With the Covid-19 pandemic plaguing global markets, the unemployment rate in India soars to an all-time high of 8.7 percent in March, worst in the past 43 months. Also, the labour participation rate has fallen by an entire percentage point in the last two months between January to March - from 42.96 per cent in January to 41.90 per cent in March, according to the Centre for Monitoring Indian Economy (CMIE) findings.
The labour statistics for March 2020 are worrisome considering the unemployment rate shot up sharply, while the employment rate in the country nosedived to an all-time low of 38.2 per cent in March 2020, after having struggled to stabilise for the past two years.
LPR at an all-time low, increase in unemployment levels
The labour participation rate (LPR) was 41.9 percent in March 2020, a steep fall from 42.7 per cent in March 2019. The fall gets worse as the nation moves into lockdown even further. This is the first time ever that the LPR has fallen below 42 percent as a result of a sharp 9-million decrease in labour force from 443 million in January 2020 to 434 million in March 2020. The 9 million fall in the labour force comprises a 15 million fall in the count of the employed and a 6 million increase in the count of unemployed, according to CMIE.
The labour force is made up of all employed and unemployed people. The worst fall witnessed owing to the Covid-19 outbreak, with the number of employed persons sliding from 411 million to 396 million, and the unemployed numbers increasing from 32 million to 38 million from January to March 2020.
The unemployment rate largely was under 8 percent from April 2019 till February 2020, except for months of July and October when it crossed above 8 percent. The state of Tripura recorded the highest unemployment rate at 29.9 percent in March 2020, while Puducherry with 1.2 percent registered the lowest unemployment rate, according to CMIE's monthly time series.
The unemployment rate in March was 8.7 per cent, which is the highest in 43 months or since last September 2016. It has risen steadily post demonetisation, with a low point of 3.4 percent in July 2017. The unemployment rate has seen a rather sharp increase from the 7.16 percent level of January 2020.
Also, unemployment has risen sharply over the last two months by 158 basis points, the largest ever-increase over a two month period ever since the coronavirus outbreak, demanding the nationwide shutdown of business activities to disrupt the economic balance further. However, a notable increase in unemployment in March alone by 98 basis points is the largest increase recorded in years, thus far.
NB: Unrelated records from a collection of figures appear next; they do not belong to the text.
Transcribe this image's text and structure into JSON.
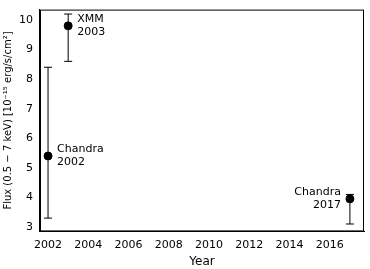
{
  "chart_data": {
    "type": "scatter",
    "x_label": "Year",
    "y_label": "Flux (0.5 − 7 keV) [10⁻¹⁵ erg/s/cm²]",
    "x": [
      2002,
      2003,
      2017
    ],
    "values": [
      5.4,
      9.8,
      3.95
    ],
    "y_low": [
      3.3,
      8.6,
      3.1
    ],
    "y_high": [
      8.4,
      10.2,
      4.1
    ],
    "point_labels": [
      [
        "Chandra",
        "2002"
      ],
      [
        "XMM",
        "2003"
      ],
      [
        "Chandra",
        "2017"
      ]
    ],
    "color": "#000000",
    "marker": "circle",
    "xlim": [
      2001.6,
      2017.7
    ],
    "xticks": [
      2002,
      2004,
      2006,
      2008,
      2010,
      2012,
      2014,
      2016
    ],
    "ylim": [
      2.85,
      10.35
    ],
    "yticks": [
      3,
      4,
      5,
      6,
      7,
      8,
      9,
      10
    ],
    "grid": false
  }
}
This data was derived on the basis of 83,929 observations conducted on a small sample size in March 2020 as per Consumer Pyramids Household Survey. The size of observation is much smaller of a sample then the normally deployed in making monthly estimates usually over 117,000 individuals.
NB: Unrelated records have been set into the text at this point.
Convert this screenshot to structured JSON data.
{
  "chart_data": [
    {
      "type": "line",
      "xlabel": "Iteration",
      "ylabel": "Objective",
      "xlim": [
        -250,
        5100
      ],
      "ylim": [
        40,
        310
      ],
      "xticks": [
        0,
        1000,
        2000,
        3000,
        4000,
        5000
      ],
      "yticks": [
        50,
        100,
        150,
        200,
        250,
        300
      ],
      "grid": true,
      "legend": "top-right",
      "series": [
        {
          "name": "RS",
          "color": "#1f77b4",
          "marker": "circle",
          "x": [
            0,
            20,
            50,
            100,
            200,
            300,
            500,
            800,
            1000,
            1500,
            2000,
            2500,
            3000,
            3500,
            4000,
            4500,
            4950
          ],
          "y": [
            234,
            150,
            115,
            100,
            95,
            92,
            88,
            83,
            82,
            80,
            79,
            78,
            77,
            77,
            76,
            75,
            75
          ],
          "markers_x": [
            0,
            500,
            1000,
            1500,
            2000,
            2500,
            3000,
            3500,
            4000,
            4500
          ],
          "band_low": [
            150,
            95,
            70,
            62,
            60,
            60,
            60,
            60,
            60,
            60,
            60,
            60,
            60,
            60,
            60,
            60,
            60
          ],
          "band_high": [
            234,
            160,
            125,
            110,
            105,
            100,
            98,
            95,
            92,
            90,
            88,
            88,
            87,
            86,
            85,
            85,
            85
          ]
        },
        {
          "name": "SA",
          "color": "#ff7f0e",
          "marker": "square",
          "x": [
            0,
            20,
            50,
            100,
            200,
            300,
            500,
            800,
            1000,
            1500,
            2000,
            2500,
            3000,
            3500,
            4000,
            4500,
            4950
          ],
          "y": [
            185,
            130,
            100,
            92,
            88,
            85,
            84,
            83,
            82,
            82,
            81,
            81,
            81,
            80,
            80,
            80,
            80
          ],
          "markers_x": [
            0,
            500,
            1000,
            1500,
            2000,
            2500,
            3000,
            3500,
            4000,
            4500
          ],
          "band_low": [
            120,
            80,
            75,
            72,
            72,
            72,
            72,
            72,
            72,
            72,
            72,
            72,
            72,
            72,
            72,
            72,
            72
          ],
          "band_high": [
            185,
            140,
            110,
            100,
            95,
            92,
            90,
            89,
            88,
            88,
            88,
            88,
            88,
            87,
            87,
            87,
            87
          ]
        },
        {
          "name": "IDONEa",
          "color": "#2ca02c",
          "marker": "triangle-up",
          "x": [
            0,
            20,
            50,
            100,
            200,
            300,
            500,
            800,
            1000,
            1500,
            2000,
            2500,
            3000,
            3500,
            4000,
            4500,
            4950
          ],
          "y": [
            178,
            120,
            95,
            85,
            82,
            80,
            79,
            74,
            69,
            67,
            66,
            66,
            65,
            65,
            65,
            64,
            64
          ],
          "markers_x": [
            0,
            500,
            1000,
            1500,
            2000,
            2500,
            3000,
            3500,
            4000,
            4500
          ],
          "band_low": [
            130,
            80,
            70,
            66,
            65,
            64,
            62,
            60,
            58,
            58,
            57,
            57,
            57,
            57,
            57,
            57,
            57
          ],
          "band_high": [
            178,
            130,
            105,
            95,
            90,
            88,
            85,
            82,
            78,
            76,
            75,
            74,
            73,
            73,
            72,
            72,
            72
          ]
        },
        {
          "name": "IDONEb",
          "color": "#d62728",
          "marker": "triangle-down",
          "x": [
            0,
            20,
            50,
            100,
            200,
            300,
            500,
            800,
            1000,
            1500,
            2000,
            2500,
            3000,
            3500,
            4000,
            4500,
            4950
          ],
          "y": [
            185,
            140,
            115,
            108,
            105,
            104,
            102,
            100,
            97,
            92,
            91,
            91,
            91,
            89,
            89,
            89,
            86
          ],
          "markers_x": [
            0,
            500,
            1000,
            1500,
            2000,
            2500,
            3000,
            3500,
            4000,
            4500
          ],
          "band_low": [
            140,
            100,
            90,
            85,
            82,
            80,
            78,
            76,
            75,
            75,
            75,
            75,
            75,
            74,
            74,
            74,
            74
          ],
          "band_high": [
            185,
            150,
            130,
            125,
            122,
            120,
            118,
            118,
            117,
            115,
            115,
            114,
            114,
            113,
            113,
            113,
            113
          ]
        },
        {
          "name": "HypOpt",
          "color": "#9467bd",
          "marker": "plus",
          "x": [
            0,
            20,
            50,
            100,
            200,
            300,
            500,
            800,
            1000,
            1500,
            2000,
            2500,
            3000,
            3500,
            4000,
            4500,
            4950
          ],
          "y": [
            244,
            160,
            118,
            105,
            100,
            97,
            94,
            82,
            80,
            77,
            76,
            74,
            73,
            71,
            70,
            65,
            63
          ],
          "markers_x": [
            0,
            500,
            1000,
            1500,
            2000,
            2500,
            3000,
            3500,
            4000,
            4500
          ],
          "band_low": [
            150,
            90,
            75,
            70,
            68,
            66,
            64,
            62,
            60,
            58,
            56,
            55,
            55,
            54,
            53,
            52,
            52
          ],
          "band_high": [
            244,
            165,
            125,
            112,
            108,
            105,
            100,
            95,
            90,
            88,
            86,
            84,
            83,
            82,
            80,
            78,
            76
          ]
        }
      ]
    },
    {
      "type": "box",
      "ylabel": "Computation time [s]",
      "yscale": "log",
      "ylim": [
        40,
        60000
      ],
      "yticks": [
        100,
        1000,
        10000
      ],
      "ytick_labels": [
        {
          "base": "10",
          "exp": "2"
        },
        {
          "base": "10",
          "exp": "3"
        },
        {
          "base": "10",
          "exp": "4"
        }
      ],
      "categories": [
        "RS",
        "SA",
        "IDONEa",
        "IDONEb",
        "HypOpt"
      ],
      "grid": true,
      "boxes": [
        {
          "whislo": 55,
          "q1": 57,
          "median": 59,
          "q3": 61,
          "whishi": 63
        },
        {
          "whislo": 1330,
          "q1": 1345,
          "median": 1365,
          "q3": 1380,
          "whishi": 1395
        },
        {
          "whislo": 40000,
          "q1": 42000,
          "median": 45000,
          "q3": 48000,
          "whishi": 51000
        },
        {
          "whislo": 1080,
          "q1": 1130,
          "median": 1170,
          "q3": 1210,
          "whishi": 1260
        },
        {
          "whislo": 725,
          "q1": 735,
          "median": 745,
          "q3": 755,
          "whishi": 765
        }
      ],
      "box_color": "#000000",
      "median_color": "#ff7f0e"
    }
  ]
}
Findings last week reveal, the unemployment rate was 23.8 per cent, with the labour participation rate falling to 39 per cent and the employment rate at a mere 30 per cent.
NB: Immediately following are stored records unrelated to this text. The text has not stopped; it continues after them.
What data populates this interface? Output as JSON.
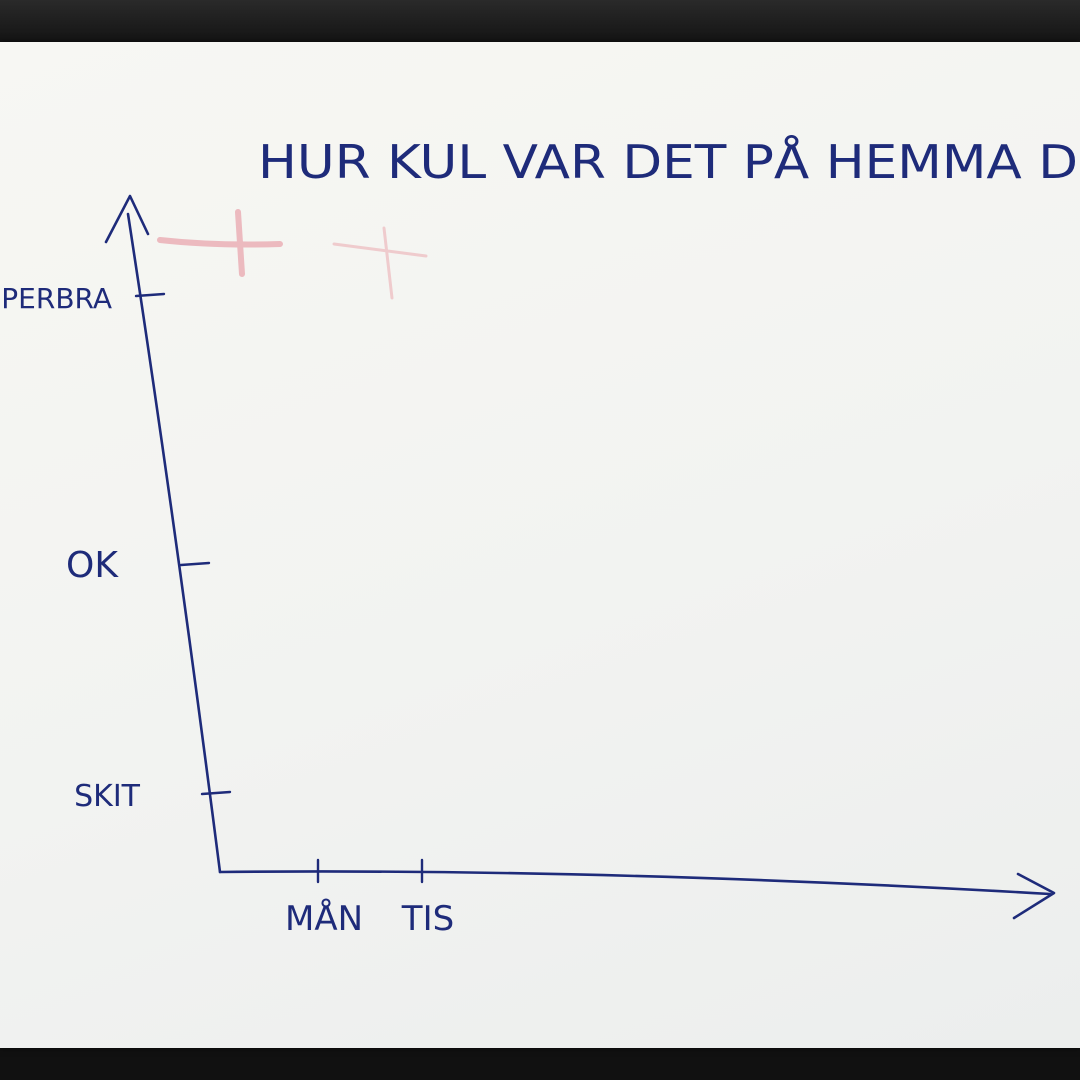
{
  "chart_data": {
    "type": "line",
    "title": "HUR KUL VAR DET PÅ HEMMA D",
    "xlabel": "",
    "ylabel": "",
    "categories": [
      "MÅN",
      "TIS"
    ],
    "y_ticks": [
      "SKIT",
      "OK",
      "PERBRA"
    ],
    "series": [],
    "grid": false,
    "ink_color": "#1e2b7a",
    "marker_color": "#e8a6ad"
  }
}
If this situation continues, what will be the unemployment rate in April?
Those who were employed about a week ago or so, are not employed today because of the nationwide lockdown. So this section of people cannot be classified as unemployed as they are not looking for jobs, and they could get back to their old jobs after the lockdown gets over. This makes the status of their employment rather unclear to the government.
With a reasonable certainty of such people perhaps returning to the old jobs, then the case of such an individual (s) can be classified as employed with or without pay but, with no work. This could be called underemployment or disguised unemployment.
Considering the fact that institutions are not the biggest providers of jobs in India, most employed sections are working in unorganised sectors. According to CMIE, "The unemployment rate in India mostly reflects a mismatch between the demand for jobs among the relatively educated people and the availability of jobs for them typically in modern institutions. It does not reflect correctly, the state of the daily wage workers and the self-employed."
In light of the current crisis, former Reserve Bank of India (RBI) Governor Raghuram Rajan has urged the government to start taking immediate measures for economic revival once the lockdown is lifted. He further suggested the government to "prioritise spending on the poor and reduce or delay less important expenditure."
The RBI should consider imposing a moratorium on financial institution dividend payments to build on the capital reserves and the Central Bank should consider lending only against high-quality collateral to well-managed non-banking financial companies (NBFCs). Also, the government should reach out to experts who possess experience in dealing with the global financial crisis.